My question: how do we correctly track the dependencies to files in an original hugedatarepo (lets assume that this can also change) in a derivedData project, but WITHOUT the huge files being imported generally when the derived data is checked out? I don't think I can use dvc import
to achieve this.
Details: We have a repository with a large amount of quite big data files (scans) and use this data to design and train various algorithms. Often we want to use only specific files and even only small chunks from within the files for training, annotation and so on. That is, we derive data for specific tasks, that we want to put in new repositories.
Currently my Idea is to dvc get
the relevant data, put it in a untracked temporary folder and then again manage the derived data with dvc. But still to put in the dependency to the original data.
hugeFileRepo
+metaData.csv
+dataFolder
+-- hugeFile_1
...
+-- hugeFile_n
in the derivedData repository I do
dvc import hugeFileRepo.git metaData.csv
dvc run -f derivedData.dvc \
-d metaData.csv \
-d deriveData.py \
-o derivedDataFolder \
python deriveData.py
My deriveData.py does something along the line (pseudocode)

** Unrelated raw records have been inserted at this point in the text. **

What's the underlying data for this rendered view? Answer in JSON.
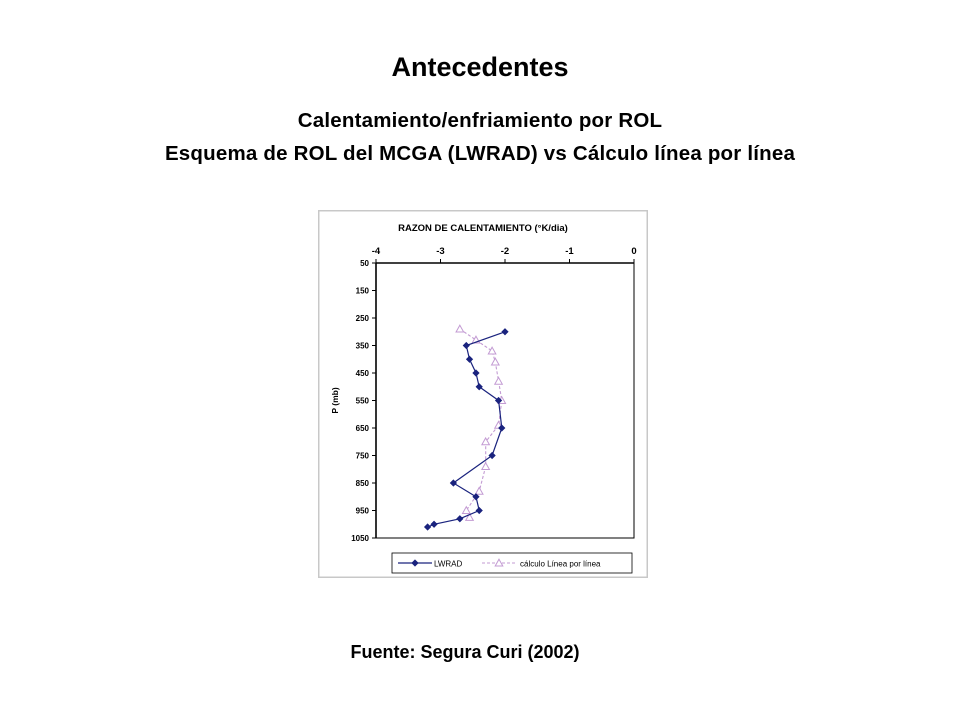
{
  "slide": {
    "title": "Antecedentes",
    "subtitle_line1": "Calentamiento/enfriamiento por ROL",
    "subtitle_line2": "Esquema de ROL del MCGA (LWRAD) vs Cálculo línea por línea",
    "source": "Fuente: Segura Curi (2002)"
  },
  "colors": {
    "background": "#ffffff",
    "chart_border": "#c8c8c8",
    "lwrad": "#1a237e",
    "linea_por_linea": "#c39bd3"
  },
  "chart_data": {
    "type": "line",
    "title": "RAZON DE CALENTAMIENTO (°K/dia)",
    "xlabel": "",
    "ylabel": "P (mb)",
    "xlim": [
      -4,
      0
    ],
    "ylim": [
      50,
      1050
    ],
    "y_inverted": true,
    "x_axis_position": "top",
    "grid": false,
    "legend_position": "bottom",
    "x_ticks": [
      "-4",
      "-3",
      "-2",
      "-1",
      "0"
    ],
    "y_ticks": [
      "50",
      "150",
      "250",
      "350",
      "450",
      "550",
      "650",
      "750",
      "850",
      "950",
      "1050"
    ],
    "series": [
      {
        "name": "LWRAD",
        "marker": "diamond",
        "x": [
          -2.0,
          -2.6,
          -2.55,
          -2.45,
          -2.4,
          -2.1,
          -2.05,
          -2.2,
          -2.8,
          -2.45,
          -2.4,
          -2.7,
          -3.1,
          -3.2
        ],
        "y": [
          300,
          350,
          400,
          450,
          500,
          550,
          650,
          750,
          850,
          900,
          950,
          980,
          1000,
          1010
        ]
      },
      {
        "name": "cálculo Línea por línea",
        "marker": "triangle",
        "x": [
          -2.7,
          -2.45,
          -2.2,
          -2.15,
          -2.1,
          -2.05,
          -2.1,
          -2.3,
          -2.3,
          -2.4,
          -2.6,
          -2.55
        ],
        "y": [
          290,
          330,
          370,
          410,
          480,
          550,
          640,
          700,
          790,
          880,
          950,
          975
        ]
      }
    ]
  }
}
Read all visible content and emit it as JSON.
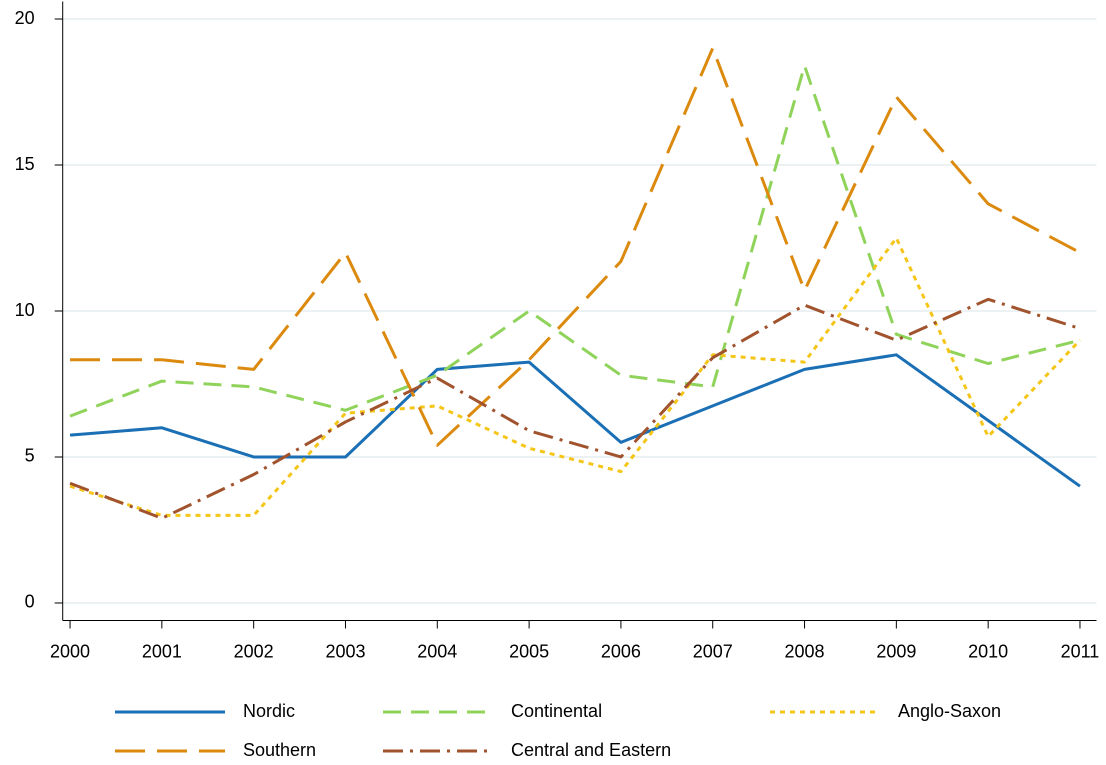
{
  "chart_data": {
    "type": "line",
    "x": [
      2000,
      2001,
      2002,
      2003,
      2004,
      2005,
      2006,
      2007,
      2008,
      2009,
      2010,
      2011
    ],
    "series": [
      {
        "name": "Nordic",
        "color": "#1a6fb5",
        "values": [
          5.75,
          6.0,
          5.0,
          5.0,
          8.0,
          8.25,
          5.5,
          6.75,
          8.0,
          8.5,
          6.25,
          4.0
        ]
      },
      {
        "name": "Continental",
        "color": "#90d35a",
        "values": [
          6.4,
          7.6,
          7.4,
          6.6,
          7.8,
          10.0,
          7.8,
          7.4,
          18.4,
          9.2,
          8.2,
          9.0
        ]
      },
      {
        "name": "Anglo-Saxon",
        "color": "#f5c518",
        "values": [
          4.0,
          3.0,
          3.0,
          6.5,
          6.75,
          5.3,
          4.5,
          8.5,
          8.25,
          12.5,
          5.7,
          9.0
        ]
      },
      {
        "name": "Southern",
        "color": "#dc8a0e",
        "values": [
          8.33,
          8.33,
          8.0,
          12.0,
          5.4,
          8.33,
          11.7,
          19.0,
          10.7,
          17.33,
          13.67,
          12.0
        ]
      },
      {
        "name": "Central and Eastern",
        "color": "#a0532d",
        "values": [
          4.1,
          2.9,
          4.4,
          6.2,
          7.7,
          5.9,
          5.0,
          8.4,
          10.2,
          9.0,
          10.4,
          9.4
        ]
      }
    ],
    "xlim": [
      1999.92,
      2011.18
    ],
    "xticks": [
      2000,
      2001,
      2002,
      2003,
      2004,
      2005,
      2006,
      2007,
      2008,
      2009,
      2010,
      2011
    ],
    "ylim": [
      -0.6,
      20.6
    ],
    "yticks": [
      0,
      5,
      10,
      15,
      20
    ],
    "grid": true
  }
}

metaData = read(metaData.csv)
#Hack because I don't know how to it right:
gitRevision = getGitRevision(metaData.csv.dvc)
...
for metaDataForFile, file in metaData:
if(iWantFile(metaDataForFile) ):
#download specific file
!dvc get --rev {gitRevision} -o tempFolder/{file} hugeFileRepo.git {file}
#do processing of huge file and store result in derivedDataFolder
processAndWrite(tempFolder/file)
So I use the metaData file as a proxy for the actual data. The hugeFileRepo data will not change frequently and the metaData file will be kept up to date. And I am absolutely fine with having a dependency to the data in general and not to the actual files I used. So I believe this solution would work for me, but I am sure there is a better way.